CLI Reference
The election-aggregation binary provides a command-line interface for pipeline execution and data source management. Commands are not yet implemented — this chapter documents the planned interface.
Planned Commands
| Command | Pipeline stage | Description |
|---|---|---|
election-aggregation process | L0 → L1 | Parse raw source files into cleaned JSONL records |
election-aggregation embed | L1 → L2 | Generate text-embedding-3-large vectors for candidate names, contest names, and jurisdictions |
election-aggregation match | L2 → L3 | Run entity resolution: exact → Jaro-Winkler → embedding → LLM confirmation |
election-aggregation canonicalize | L3 → L4 | Assign canonical names, build temporal chains, produce verification status |
election-aggregation verify | L4 | Walk the hash chain from L4 back to L0 source bytes and report any breaks |
election-aggregation sources | — | List all data sources with download URLs and instructions |
Common Options
All pipeline commands will accept:
--state <STATE>— Process a single state (two-letter postal code).

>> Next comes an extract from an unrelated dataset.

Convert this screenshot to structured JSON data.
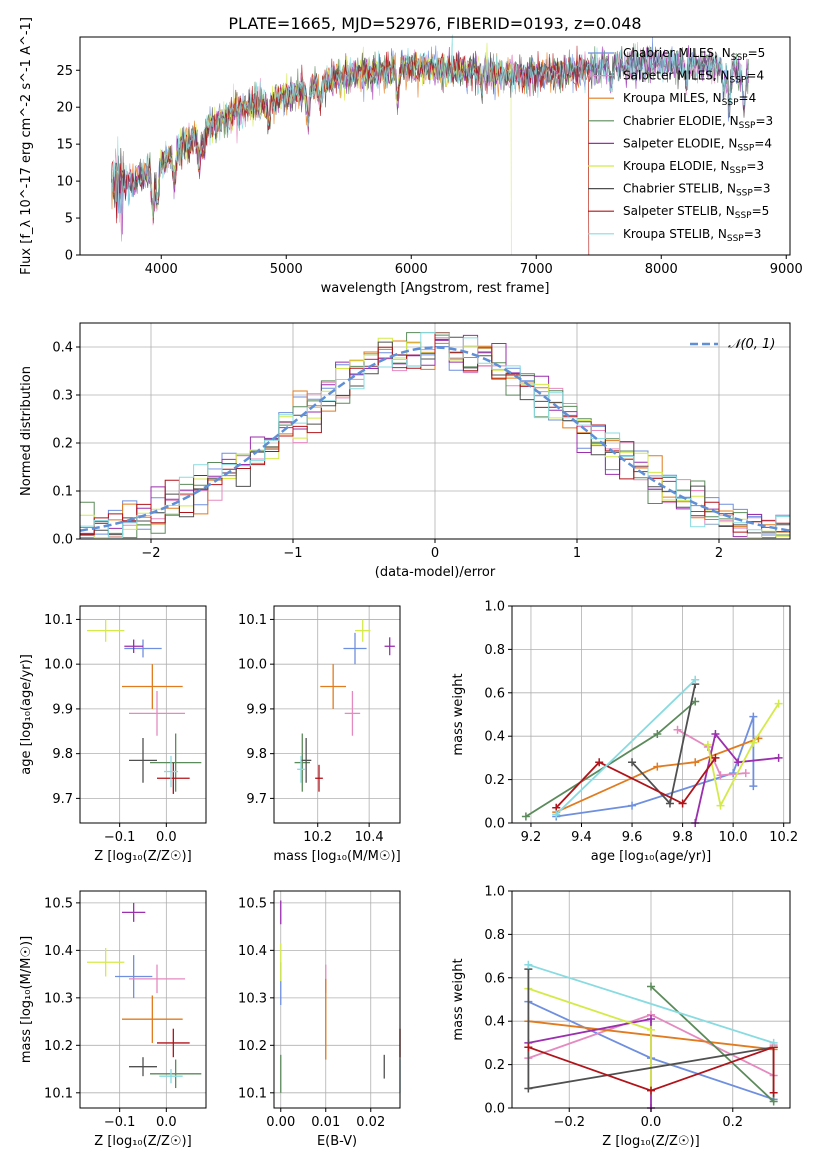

Without this flag, all states are processed.--year <YEAR>— Process a single election year. Without this flag, all loaded years are processed.--data-dir <PATH>— Root directory for source files and pipeline output. Defaults to./local-data.--jobs <N>— Number of parallel state/year partitions to process. Defaults to 1.
API Key Configuration
L2 (embed) requires an OpenAI API key for text-embedding-3-large. L3 (match) requires an Anthropic API key for Claude Sonnet confirmation calls. Keys are read from environment variables:
OPENAI_API_KEY=sk-...
ANTHROPIC_API_KEY=sk-ant-...
The process and canonicalize commands do not call external APIs.
Implementation Status
The binary currently prints a version banner and documentation pointer. No subcommands are wired up. The CLI will use clap for argument parsing once pipeline modules are functional.